The biggest enemy of any country’s tourism industry is uncertainty, whether it be political, financial, or more recently a health crisis.

Apart from three successive record years, 2017, 2018 and 2019, Cyprus tourism has always faced uncertainties and challenges, some big some smaller. It’s the nature of the industry.

Finally, after two years of weathering the worst tourism crisis since the 1991 Gulf War, and looking forward to a significant recovery in 2022, the latest challenge has hit.

Russian Ambassador to Cyprus Stanislav Osadchiy laid it out in a statement to CNA, saying the volatility of the rouble in the foreign exchange market, as a result of new sanctions would significantly increase the cost of tourist packages denominated in euros, which may negatively affect tourist traffic from Russia to Cyprus.

Osadchiy, also commenting on how EU sanctions might affect bilateral relations between Nicosia and Moscow, said these relations were “once again… becoming a hostage to others’ geopolitical games whose aim is to undermine the friendly relations between the two countries”.

The comment may be couched in diplomatic language but Moscow can’t be too pleased that Cyprus has come down firmly on the side of Ukraine, even collecting money and donations through government-led initiatives and not just following the Brussels line just because they are obliged to. Down the road, the Kremlin may not easily forget that we picked a side.

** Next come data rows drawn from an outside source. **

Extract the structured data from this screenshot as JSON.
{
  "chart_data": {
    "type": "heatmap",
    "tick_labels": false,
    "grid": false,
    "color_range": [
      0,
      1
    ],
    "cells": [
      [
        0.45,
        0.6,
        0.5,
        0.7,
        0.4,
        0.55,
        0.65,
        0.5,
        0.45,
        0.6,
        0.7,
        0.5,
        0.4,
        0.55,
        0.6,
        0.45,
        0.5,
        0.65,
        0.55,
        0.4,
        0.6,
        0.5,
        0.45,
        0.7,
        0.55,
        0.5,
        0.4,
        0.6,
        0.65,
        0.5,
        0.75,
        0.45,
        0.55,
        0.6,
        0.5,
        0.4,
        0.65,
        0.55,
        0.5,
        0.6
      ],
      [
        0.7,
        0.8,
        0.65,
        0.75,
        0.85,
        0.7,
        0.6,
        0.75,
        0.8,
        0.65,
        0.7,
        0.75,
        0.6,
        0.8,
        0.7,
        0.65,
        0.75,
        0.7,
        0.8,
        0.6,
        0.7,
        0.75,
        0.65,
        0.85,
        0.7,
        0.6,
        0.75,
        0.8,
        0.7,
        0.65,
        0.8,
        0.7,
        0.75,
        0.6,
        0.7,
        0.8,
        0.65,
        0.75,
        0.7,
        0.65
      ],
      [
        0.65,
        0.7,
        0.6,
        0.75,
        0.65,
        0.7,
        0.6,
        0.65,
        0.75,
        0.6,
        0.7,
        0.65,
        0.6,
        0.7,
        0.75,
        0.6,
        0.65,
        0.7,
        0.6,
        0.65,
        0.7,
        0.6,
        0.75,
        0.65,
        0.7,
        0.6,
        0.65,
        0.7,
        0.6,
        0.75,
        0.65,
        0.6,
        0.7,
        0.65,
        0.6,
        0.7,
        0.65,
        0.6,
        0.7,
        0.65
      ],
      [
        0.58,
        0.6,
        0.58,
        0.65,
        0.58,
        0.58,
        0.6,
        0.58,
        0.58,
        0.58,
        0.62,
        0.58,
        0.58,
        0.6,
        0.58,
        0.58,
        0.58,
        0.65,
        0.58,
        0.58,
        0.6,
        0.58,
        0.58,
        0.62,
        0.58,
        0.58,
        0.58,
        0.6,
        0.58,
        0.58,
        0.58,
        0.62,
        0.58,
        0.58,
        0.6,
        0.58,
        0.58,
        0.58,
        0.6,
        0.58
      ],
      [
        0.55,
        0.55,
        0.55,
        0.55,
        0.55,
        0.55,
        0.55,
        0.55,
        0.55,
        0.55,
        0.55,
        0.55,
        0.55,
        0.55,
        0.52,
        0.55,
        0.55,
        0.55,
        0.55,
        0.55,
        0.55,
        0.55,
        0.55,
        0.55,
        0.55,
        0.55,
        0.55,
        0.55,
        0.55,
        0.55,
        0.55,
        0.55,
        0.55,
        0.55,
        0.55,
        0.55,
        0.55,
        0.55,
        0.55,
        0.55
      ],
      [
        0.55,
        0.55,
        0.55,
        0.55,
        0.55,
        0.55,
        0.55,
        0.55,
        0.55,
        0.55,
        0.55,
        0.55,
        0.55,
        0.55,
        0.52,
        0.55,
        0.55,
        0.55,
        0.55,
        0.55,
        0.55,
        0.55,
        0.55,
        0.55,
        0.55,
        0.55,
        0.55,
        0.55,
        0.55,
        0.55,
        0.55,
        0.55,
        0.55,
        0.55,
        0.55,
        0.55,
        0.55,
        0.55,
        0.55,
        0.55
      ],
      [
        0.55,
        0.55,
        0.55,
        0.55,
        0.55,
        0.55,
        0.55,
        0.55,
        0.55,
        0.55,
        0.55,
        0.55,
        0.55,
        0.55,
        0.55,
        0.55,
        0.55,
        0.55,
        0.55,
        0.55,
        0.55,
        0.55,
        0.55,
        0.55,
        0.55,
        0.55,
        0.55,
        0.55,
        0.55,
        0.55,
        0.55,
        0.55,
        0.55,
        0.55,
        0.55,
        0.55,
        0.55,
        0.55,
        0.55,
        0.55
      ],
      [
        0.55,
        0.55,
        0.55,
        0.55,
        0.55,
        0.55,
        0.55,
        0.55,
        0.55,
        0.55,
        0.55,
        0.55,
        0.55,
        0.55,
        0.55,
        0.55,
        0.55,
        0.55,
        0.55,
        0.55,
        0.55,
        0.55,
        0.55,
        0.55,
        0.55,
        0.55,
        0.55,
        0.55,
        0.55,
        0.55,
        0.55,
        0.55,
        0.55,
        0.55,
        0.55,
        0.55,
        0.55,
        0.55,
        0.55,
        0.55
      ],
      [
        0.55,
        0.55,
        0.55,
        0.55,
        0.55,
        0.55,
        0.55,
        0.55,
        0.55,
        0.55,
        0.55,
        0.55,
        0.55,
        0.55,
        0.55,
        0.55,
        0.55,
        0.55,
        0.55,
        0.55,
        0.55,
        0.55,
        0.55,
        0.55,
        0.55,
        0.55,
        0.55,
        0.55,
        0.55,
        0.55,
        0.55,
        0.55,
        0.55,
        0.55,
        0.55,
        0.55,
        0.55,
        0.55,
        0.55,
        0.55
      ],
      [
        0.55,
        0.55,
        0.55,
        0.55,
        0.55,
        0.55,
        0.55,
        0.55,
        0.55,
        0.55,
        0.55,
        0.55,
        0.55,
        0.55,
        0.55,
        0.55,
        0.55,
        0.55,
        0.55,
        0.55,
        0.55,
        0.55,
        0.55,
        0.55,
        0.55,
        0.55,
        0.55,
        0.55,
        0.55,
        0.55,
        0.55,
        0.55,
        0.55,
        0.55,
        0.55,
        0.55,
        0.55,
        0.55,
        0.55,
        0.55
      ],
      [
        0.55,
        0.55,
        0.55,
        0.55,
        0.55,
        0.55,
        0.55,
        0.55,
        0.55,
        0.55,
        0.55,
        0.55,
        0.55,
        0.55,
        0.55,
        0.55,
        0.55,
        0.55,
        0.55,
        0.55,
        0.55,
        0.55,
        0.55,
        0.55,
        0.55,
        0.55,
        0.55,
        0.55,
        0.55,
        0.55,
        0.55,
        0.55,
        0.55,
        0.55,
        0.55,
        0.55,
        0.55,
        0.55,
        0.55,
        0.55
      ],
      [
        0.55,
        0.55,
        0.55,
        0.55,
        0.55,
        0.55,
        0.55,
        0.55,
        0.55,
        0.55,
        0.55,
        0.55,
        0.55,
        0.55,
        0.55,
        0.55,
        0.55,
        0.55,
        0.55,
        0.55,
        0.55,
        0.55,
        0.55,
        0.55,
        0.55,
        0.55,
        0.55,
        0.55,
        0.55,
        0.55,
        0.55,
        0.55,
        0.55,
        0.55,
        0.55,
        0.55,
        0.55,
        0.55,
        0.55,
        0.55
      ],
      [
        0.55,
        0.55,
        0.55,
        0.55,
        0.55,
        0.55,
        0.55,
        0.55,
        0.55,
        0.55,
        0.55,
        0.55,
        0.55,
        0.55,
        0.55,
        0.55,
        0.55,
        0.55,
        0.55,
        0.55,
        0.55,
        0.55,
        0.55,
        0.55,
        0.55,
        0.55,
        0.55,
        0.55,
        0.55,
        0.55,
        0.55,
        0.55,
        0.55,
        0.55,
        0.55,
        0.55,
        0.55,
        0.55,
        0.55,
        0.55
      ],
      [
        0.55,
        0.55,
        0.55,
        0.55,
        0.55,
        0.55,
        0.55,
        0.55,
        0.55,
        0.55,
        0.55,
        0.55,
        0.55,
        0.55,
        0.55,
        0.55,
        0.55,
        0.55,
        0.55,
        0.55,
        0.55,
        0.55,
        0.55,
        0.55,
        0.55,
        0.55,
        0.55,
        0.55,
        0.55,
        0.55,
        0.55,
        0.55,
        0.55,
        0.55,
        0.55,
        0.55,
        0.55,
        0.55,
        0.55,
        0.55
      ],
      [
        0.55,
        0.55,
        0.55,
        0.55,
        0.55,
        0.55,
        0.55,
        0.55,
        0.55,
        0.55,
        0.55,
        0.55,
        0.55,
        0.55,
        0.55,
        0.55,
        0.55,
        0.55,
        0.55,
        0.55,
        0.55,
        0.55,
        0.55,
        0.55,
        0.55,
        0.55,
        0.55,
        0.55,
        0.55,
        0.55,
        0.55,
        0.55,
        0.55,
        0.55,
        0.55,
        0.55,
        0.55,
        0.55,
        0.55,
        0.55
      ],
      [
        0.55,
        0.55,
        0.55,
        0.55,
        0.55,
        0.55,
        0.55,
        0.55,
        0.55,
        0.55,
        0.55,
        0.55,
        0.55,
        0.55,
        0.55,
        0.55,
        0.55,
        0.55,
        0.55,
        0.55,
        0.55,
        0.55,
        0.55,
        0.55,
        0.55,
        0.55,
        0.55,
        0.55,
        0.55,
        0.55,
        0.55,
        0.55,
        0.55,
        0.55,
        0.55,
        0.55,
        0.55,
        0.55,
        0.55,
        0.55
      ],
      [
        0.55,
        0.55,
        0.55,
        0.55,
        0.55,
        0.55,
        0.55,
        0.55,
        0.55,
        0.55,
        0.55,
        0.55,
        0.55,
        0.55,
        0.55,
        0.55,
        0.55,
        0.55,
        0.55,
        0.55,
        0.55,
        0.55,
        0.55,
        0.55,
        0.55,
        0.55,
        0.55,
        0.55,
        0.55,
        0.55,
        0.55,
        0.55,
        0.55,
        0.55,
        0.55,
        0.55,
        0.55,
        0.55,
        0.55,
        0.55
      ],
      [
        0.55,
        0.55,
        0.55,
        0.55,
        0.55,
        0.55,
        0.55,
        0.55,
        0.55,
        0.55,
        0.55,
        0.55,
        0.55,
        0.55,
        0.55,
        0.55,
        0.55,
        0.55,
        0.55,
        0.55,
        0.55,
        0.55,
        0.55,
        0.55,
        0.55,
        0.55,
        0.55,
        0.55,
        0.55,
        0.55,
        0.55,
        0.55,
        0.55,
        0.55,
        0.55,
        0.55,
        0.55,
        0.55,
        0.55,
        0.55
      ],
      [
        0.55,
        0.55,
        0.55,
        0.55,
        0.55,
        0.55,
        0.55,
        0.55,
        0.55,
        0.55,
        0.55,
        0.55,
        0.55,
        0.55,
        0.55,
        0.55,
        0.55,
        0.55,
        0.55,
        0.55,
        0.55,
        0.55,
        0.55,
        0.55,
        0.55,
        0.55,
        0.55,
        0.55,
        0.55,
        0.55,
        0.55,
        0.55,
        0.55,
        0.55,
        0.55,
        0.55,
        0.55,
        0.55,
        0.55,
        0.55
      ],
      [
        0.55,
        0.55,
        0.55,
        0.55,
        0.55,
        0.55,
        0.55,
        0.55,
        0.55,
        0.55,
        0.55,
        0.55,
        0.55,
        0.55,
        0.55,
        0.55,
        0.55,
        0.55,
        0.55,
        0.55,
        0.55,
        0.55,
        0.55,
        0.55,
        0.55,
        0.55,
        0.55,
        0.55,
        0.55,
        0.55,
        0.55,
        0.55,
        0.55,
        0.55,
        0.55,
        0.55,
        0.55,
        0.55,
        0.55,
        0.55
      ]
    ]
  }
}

The crisis is a bit of a double whammy for tourism. Not only do Russians comprise the second largest number of arrivals after the UK, but the Ukraine market was also growing in recent years.

A mere two weeks ago, our ever-optimistic tourism minister Savvas Perdios was in Moscow assuring us that Cyprus had been ranked as one of the top travel destinations for Russians this year. A short-lived prediction that this week left him mumbling something about a Plan B without revealing what that might entail.

Now, Cyprus will be left courting the British market again. When that looked dicey during the Brexit years, we turned more to Russia, and successfully to be fair. But the industry can’t go on lurching from one of its two main markets to the other and hoping for the best.

During the three boom years, tourism benefited from both the UK and Russian markets but that’s three years across three decades. In that time, we’ve gone from putting all our eggs in one basket to putting all our eggs in two baskets.

The current crisis will also doubtless affect all European tourism for a while. People might hold off on travel if there is a knock-on effect on the global financial situation, energy prices, supply chain issues and the rising cost of living.

All of these are already in play due to the pandemic, which itself remains a challenge, as does the tourism industry’s labour shortage, so it’s difficult to see what kind of Plan B could be put in place to mitigate so many obstacles at once in a very short time frame.